11. Training and Awareness
11.1 PALOMA HEALTH will ensure that all members of the workforce are trained on the policies and procedures governing protected health information and compliance with the HIPAA Privacy and Security Rules. New members of the workforce shall receive training on these matters within a reasonable time after they have joined the workforce. Should any policy or procedure related to the HIPAA Privacy and Security Rule materially change PALOMA HEALTH shall provide new training to update the workforce on those changes. This training will be provided within a reasonable time after the policy or procedure materially changes. Furthermore, all training provided to the workforce will be documented indicating participants, date and subject matter.
11.2 Our HIPAA Privacy Officer will develop, coordinate, and facilitate initial and ongoing training programs on privacy, and coordinate privacy training with security training requirements. Each member of our workforce, including management, will be trained on our policies and procedures at least once annually in a formal setting, and regularly in an informal setting and as needed. Our HIPAA Privacy Officer will determine who needs additional training, the type of training that is appropriate, and the frequency with which such training will occur. New employees will participate in training within thirty (30) days following their first date of service.
11.3 All workforce members will participate in retraining on privacy policies and procedures related to the HITECH Act and the Breach Notification Rule, and on any other regulations related to the safeguarding of protected health information.

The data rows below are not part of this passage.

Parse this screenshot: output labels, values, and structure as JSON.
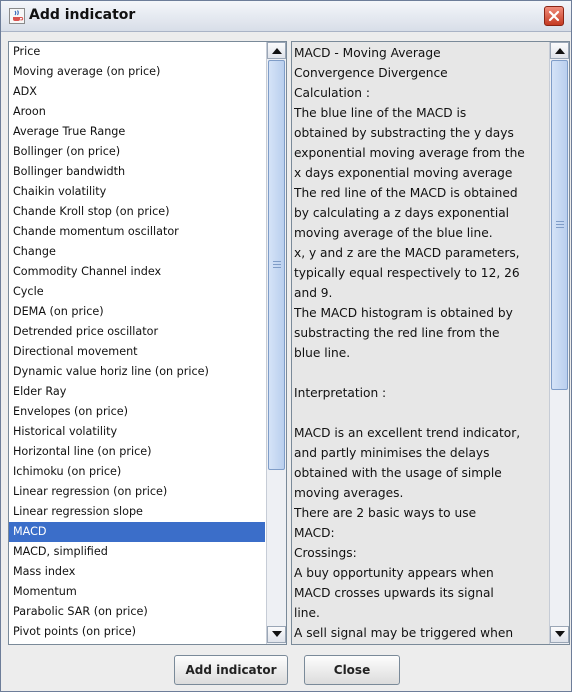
{
  "window": {
    "title": "Add indicator"
  },
  "indicators": [
    "Price",
    "Moving average (on price)",
    "ADX",
    "Aroon",
    "Average True Range",
    "Bollinger (on price)",
    "Bollinger bandwidth",
    "Chaikin volatility",
    "Chande Kroll stop (on price)",
    "Chande momentum oscillator",
    "Change",
    "Commodity Channel index",
    "Cycle",
    "DEMA (on price)",
    "Detrended price oscillator",
    "Directional movement",
    "Dynamic value horiz line (on price)",
    "Elder Ray",
    "Envelopes (on price)",
    "Historical volatility",
    "Horizontal line (on price)",
    "Ichimoku (on price)",
    "Linear regression (on price)",
    "Linear regression slope",
    "MACD",
    "MACD, simplified",
    "Mass index",
    "Momentum",
    "Parabolic SAR (on price)",
    "Pivot points (on price)"
  ],
  "selected_indicator": "MACD",
  "description_lines": [
    "MACD - Moving Average",
    "Convergence Divergence",
    " Calculation :",
    "The blue line of the MACD is",
    "obtained by substracting the y days",
    "exponential moving average from the",
    "x days exponential moving average",
    "The red line of the MACD is obtained",
    "by calculating a z days exponential",
    "moving average of the blue line.",
    "x, y and z are the MACD parameters,",
    "typically equal respectively to 12, 26",
    "and 9.",
    "The MACD histogram is obtained by",
    "substracting the red line from the",
    "blue line.",
    "",
    "Interpretation :",
    "",
    "MACD is an excellent trend indicator,",
    "and partly minimises the delays",
    "obtained with the usage of simple",
    "moving averages.",
    "There are 2 basic ways to use",
    "MACD:",
    " Crossings:",
    "A buy opportunity appears when",
    "MACD crosses upwards its signal",
    "line.",
    "A sell signal may be triggered when"
  ],
  "buttons": {
    "add": "Add indicator",
    "close": "Close"
  },
  "icons": {
    "app": "java-cup-icon",
    "close": "close-x-icon",
    "scroll_up": "arrow-up-icon",
    "scroll_down": "arrow-down-icon"
  },
  "colors": {
    "selection": "#3b6ec9",
    "close_button": "#c43a22"
  }
}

11.4 Upon completing training or retraining, each member of our workforce will sign an acknowledgement form that he or she participated in training and is aware of and understands our organization’s privacy policies and procedures.
12. Material Change
It is the policy of the Company that the term “material change” for the purposes of these policies is any change in our HIPAA compliance activities.
Individuals may submit complaints either directly to a supervisor or to the HIPAA privacy officer. There shall be a mechanism for complaints to be submitted anonymously. Complaints may also be submitted to the Secretary of HHS.
PALOMA HEALTH will determine and enforce sanctions upon any member of the workforce who intentionally or unintentionally violates any of these policies or any procedures related to the fulfillment of these policies. Such sanctions will be recorded in the individual’s personnel file.
15. Retention of Records
PALOMA HEALTH maintains that the HIPAA Privacy Rule records retention requirement of six years will be strictly adhered to. All records designated by HIPAA in this retention requirement will be maintained in a manner that allows for access within a reasonable period of time. This records retention time requirement may be extended at PALOMA HEALTH’s discretion to meet with other governmental regulations or internal requirements.
16. Regulatory Currency
It is the policy of PALOMA HEALTH to remain current in our compliance program with HIPAA regulations.
18. Cooperation with Privacy Oversight Authorities
PALOMA HEALTH maintains that oversight agencies such as the Office for Civil Rights of the Department of Health and Human Services be given full support and cooperation in their efforts to ensure the protection of health information within this organization. PALOMA HEALTH will disclose protected health information as required by the HIPAA Privacy Rule, and to HHS when it is undertaking a compliance investigation or review or enforcement action. PALOMA HEALTH shall additionally ensure that all personnel cooperate fully with all privacy compliance reviews and investigations.